Panika z końca ubiegłego tygodnia z łatwością obróciła się wczoraj w entuzjastyczne zakupy akcji. Po pierwsze, inwestorów na duchu podtrzymały lepsze od oczekiwań dane o sprzedaży detalicznej w USA, która w lipcu wzrosła o 0,3 proc. (chociaż rzut oka na dane r./r. studzi nieco entuzjazm - roczny wzrost sprzedaży o 3,2 proc. należy do najsłabszych w ostatnich czterech latach). Po drugie, pojawiły się sygnały uspokojenia sytuacji na rynkach międzybankowych (spał nieco dolarowy Libor). Nie bez znaczenia jest fakt, że tym razem zamiast dramatycznych doniesień z instytucji finansowych, inwestorzy usłyszeli optymistyczne deklaracje Goldman Sachsa, że wpompuje 2 mld USD do własnego funduszu hedgingowego, gdyż ostatnie spadki na rynkach są nieuzasadnione fundamentalnie.

Przypływ optymizmu na rynki światowe nie dziwi z kilku powodów. Po pierwsze, jak już kilka razy pisaliśmy, amerykańskie akcje są tanie (biorąc pod uwagę wskaźniki cena/zysk), nie widać więc wielkiego potencjału spadkowego, a długotrwała bessa jest czysto hipotetyczna. Po drugie, od kilkunastu sesji mamy do czynienia z wyjątkową zmiennością na największych giełdach. Wysoka zmienność to nie tylko ostre spadki, ale również silne odbicia.

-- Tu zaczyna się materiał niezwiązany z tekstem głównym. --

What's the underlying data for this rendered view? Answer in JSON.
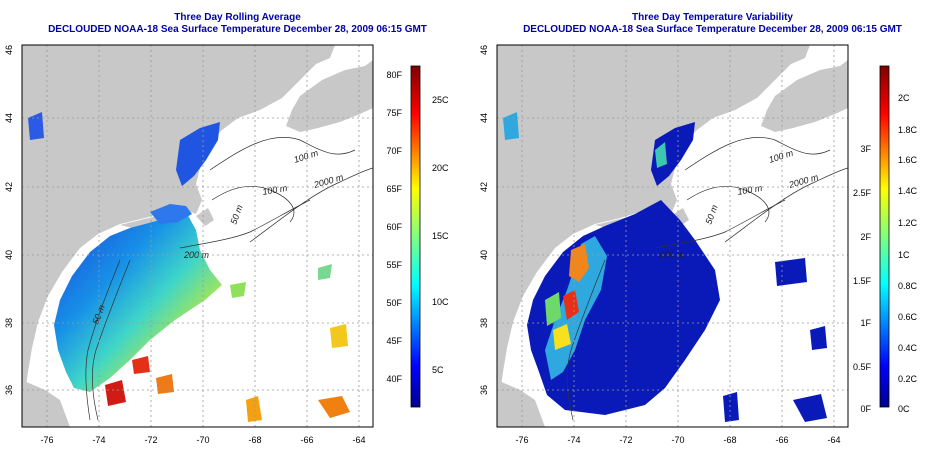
{
  "colors": {
    "land": "#c8c8c8",
    "title": "#0000a8",
    "contour": "#303030",
    "grid": "#9a9a9a"
  },
  "map_axes": {
    "lon_ticks": [
      "-76",
      "-74",
      "-72",
      "-70",
      "-68",
      "-66",
      "-64"
    ],
    "lat_ticks": [
      "36",
      "38",
      "40",
      "42",
      "44",
      "46"
    ],
    "depth_labels": [
      "100 m",
      "100 m",
      "2000 m",
      "200 m",
      "50 m",
      "50 m"
    ]
  },
  "left_panel": {
    "title_line1": "Three Day Rolling Average",
    "title_line2": "DECLOUDED NOAA-18 Sea Surface Temperature December 28, 2009 06:15 GMT",
    "colorbar": {
      "fahrenheit": [
        "80F",
        "75F",
        "70F",
        "65F",
        "60F",
        "55F",
        "50F",
        "45F",
        "40F"
      ],
      "celsius": [
        "25C",
        "20C",
        "15C",
        "10C",
        "5C"
      ]
    }
  },
  "right_panel": {
    "title_line1": "Three Day Temperature Variability",
    "title_line2": "DECLOUDED NOAA-18 Sea Surface Temperature December 28, 2009 06:15 GMT",
    "colorbar": {
      "fahrenheit": [
        "3F",
        "2.5F",
        "2F",
        "1.5F",
        "1F",
        "0.5F",
        "0F"
      ],
      "celsius": [
        "2C",
        "1.8C",
        "1.6C",
        "1.4C",
        "1.2C",
        "1C",
        "0.8C",
        "0.6C",
        "0.4C",
        "0.2C",
        "0C"
      ]
    }
  }
}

Ten drugi czynnik sprawia jednocześnie, że nie należy przeceniać znaczenia wczorajszej poprawy nastrojów - nawet mimo wszelkich pozytywnych czynników fundamentalnych. Warto trzymać się trendu, a ten wczoraj się jeszcze nie zmienił. Na razie amerykański S&P 500 oscyluje między dołkiem z 3 sierpnia (1433 pkt) a szczytem z 8 sierpnia (1498 pkt). Dopiero pokonanie tego drugiego poziomu uprawniać będzie do stwierdzenia, że średnioterminowy trend spadkowy się skończył. Na razie indeksy w USA i Europie Zachodniej szukają dna. Przy tak wysokiej zmienności nietrudno byłoby o kolejny zwrot w nastrojach i pogłębienie trendu spadkowego. Z pewnością nie warto przywiązywać wagi do wyników pojedynczych sesji.